Chicago theater critics were too harsh on this imaginative play when it premiered in the second city last year. While Joy Campbell and Jack Helbig rightly applauded the acting of Aléman and Steuer, the critics’ contentions that Caballero’s script was cryptic and incoherent are debatable.
It’s not cryptic. Perhaps, sly references — such as when Frida Kahlo gives Sylvia Plath a bell jar (the name of Plath’s only novel) — might fly over the head of some audience members. But armed with 15 minutes of reading the Chicago Poetry Foundation’s webpage on Plath before the play, I took away plenty. Why do critics seldom complain when plays make obscure biographical references to the lives of significant male artists?
The play is not incoherent. While it unfolds non-linearly, Musas holds up as a series of dream sequences. The dreamy vignettes echo Kahlo’s surrealistic painting and Plath’s literary style with its numerous visual sketches. Because surreally discombobulated images are a motif in both artists’ work, this structure does them justice. Some of us — as viewers — are proud of our ability to digest nonlinear dream-like content in performance art and theater.
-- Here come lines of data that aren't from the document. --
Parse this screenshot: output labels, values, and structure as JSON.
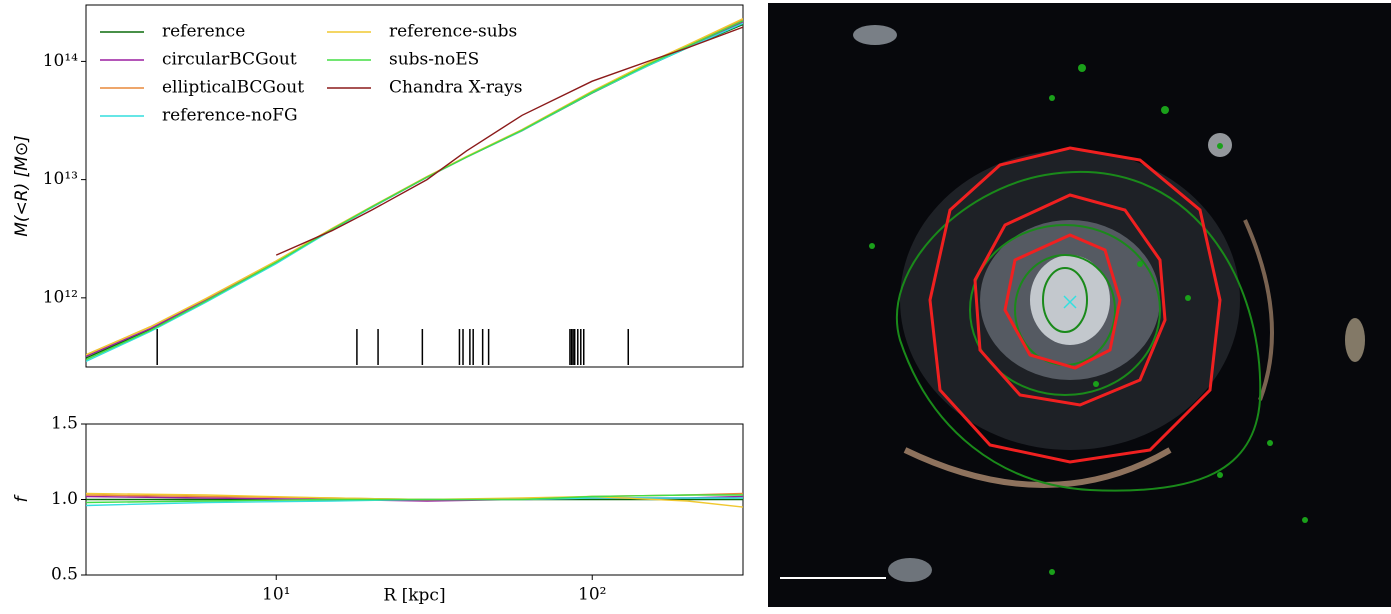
{
  "chart_data": [
    {
      "type": "line",
      "xscale": "log",
      "yscale": "log",
      "ylabel": "M(<R) [M⊙]",
      "xlim": [
        2.5,
        300
      ],
      "ylim": [
        260000000000,
        300000000000000
      ],
      "yticks": [
        {
          "value": 1000000000000,
          "label": "10¹²"
        },
        {
          "value": 10000000000000,
          "label": "10¹³"
        },
        {
          "value": 100000000000000,
          "label": "10¹⁴"
        }
      ],
      "legend": "upper left",
      "x": [
        2.5,
        4,
        6,
        10,
        15,
        20,
        30,
        40,
        60,
        100,
        150,
        200,
        300
      ],
      "series": [
        {
          "name": "reference",
          "color": "#0b6b0b",
          "values": [
            310000000000,
            540000000000,
            950000000000,
            2000000000000,
            3800000000000,
            5800000000000,
            10500000000000,
            15500000000000,
            26000000000000,
            54000000000000,
            92000000000000,
            130000000000000,
            205000000000000
          ]
        },
        {
          "name": "circularBCGout",
          "color": "#9b1fa0",
          "values": [
            320000000000,
            550000000000,
            960000000000,
            2000000000000,
            3800000000000,
            5800000000000,
            10500000000000,
            15500000000000,
            26000000000000,
            55000000000000,
            94000000000000,
            133000000000000,
            215000000000000
          ]
        },
        {
          "name": "ellipticalBCGout",
          "color": "#e8893a",
          "values": [
            330000000000,
            570000000000,
            980000000000,
            2050000000000,
            3850000000000,
            5900000000000,
            10600000000000,
            15600000000000,
            26500000000000,
            56000000000000,
            96000000000000,
            136000000000000,
            225000000000000
          ]
        },
        {
          "name": "reference-noFG",
          "color": "#33dede",
          "values": [
            290000000000,
            520000000000,
            920000000000,
            1950000000000,
            3750000000000,
            5800000000000,
            10500000000000,
            15500000000000,
            26000000000000,
            54500000000000,
            92000000000000,
            130000000000000,
            210000000000000
          ]
        },
        {
          "name": "reference-subs",
          "color": "#f0c830",
          "values": [
            330000000000,
            570000000000,
            990000000000,
            2050000000000,
            3850000000000,
            5900000000000,
            10600000000000,
            15700000000000,
            26500000000000,
            56000000000000,
            97000000000000,
            138000000000000,
            230000000000000
          ]
        },
        {
          "name": "subs-noES",
          "color": "#44dd44",
          "values": [
            300000000000,
            530000000000,
            940000000000,
            2000000000000,
            3800000000000,
            5850000000000,
            10500000000000,
            15500000000000,
            26200000000000,
            55000000000000,
            94000000000000,
            134000000000000,
            220000000000000
          ]
        },
        {
          "name": "Chandra X-rays",
          "color": "#8b1a1a",
          "values": [
            null,
            null,
            null,
            2300000000000,
            3700000000000,
            5500000000000,
            10000000000000,
            17500000000000,
            35000000000000,
            68000000000000,
            100000000000000,
            130000000000000,
            195000000000000
          ]
        }
      ],
      "rug": [
        4.2,
        18,
        21,
        29,
        38,
        39,
        41,
        42,
        45,
        47,
        85,
        86,
        87,
        88,
        90,
        92,
        94,
        130
      ]
    },
    {
      "type": "line",
      "xscale": "log",
      "xlabel": "R [kpc]",
      "ylabel": "f",
      "xlim": [
        2.5,
        300
      ],
      "ylim": [
        0.5,
        1.5
      ],
      "xticks": [
        {
          "value": 10,
          "label": "10¹"
        },
        {
          "value": 100,
          "label": "10²"
        }
      ],
      "yticks": [
        0.5,
        {
          "value": 1,
          "label": "1.0"
        },
        1.5
      ],
      "x": [
        2.5,
        6,
        15,
        30,
        60,
        100,
        200,
        300
      ],
      "series": [
        {
          "name": "reference",
          "color": "#0b6b0b",
          "values": [
            1,
            1,
            1,
            1,
            1,
            1,
            1,
            1
          ]
        },
        {
          "name": "circularBCGout",
          "color": "#9b1fa0",
          "values": [
            1.02,
            1.01,
            1,
            0.99,
            1,
            1.01,
            1.01,
            1.02
          ]
        },
        {
          "name": "ellipticalBCGout",
          "color": "#e8893a",
          "values": [
            1.03,
            1.02,
            1.01,
            1,
            1,
            1.02,
            1.03,
            1.04
          ]
        },
        {
          "name": "reference-noFG",
          "color": "#33dede",
          "values": [
            0.96,
            0.98,
            0.99,
            1,
            1,
            1.01,
            1.01,
            1.01
          ]
        },
        {
          "name": "reference-subs",
          "color": "#f0c830",
          "values": [
            1.04,
            1.03,
            1.01,
            1,
            1.01,
            1.02,
            0.99,
            0.95
          ]
        },
        {
          "name": "subs-noES",
          "color": "#44dd44",
          "values": [
            0.98,
            0.99,
            1,
            1,
            1,
            1.02,
            1.03,
            1.03
          ]
        }
      ]
    }
  ]
}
Director Iraida Tapias deserves credit for weaving all of the scenes together so seamlessly.
The real Frida Kahlo once quipped: “I tried to drown my sorrows, but the bastards learned how to swim, and now I am overwhelmed by this decent and good feeling.” By embracing pain as a theme instead of running away from it, this play’s conversation between Kahlo and Plath leaves you with a decent and good feeling about how your own pain can feed your creativity.
Musas, produced by the Water People Theatre, is playing at the New York International Fringe Festival at the Steve and Marie Sgouros Theatre (115 MacDougal Street, Third Floor, West Village, Manhattan) on Tuesday, August 18 at 4:45pm; Wednesday, August 19 at 7pm; and Thursday, August 20 at 4:45pm. Tickets are available via FringeNYC.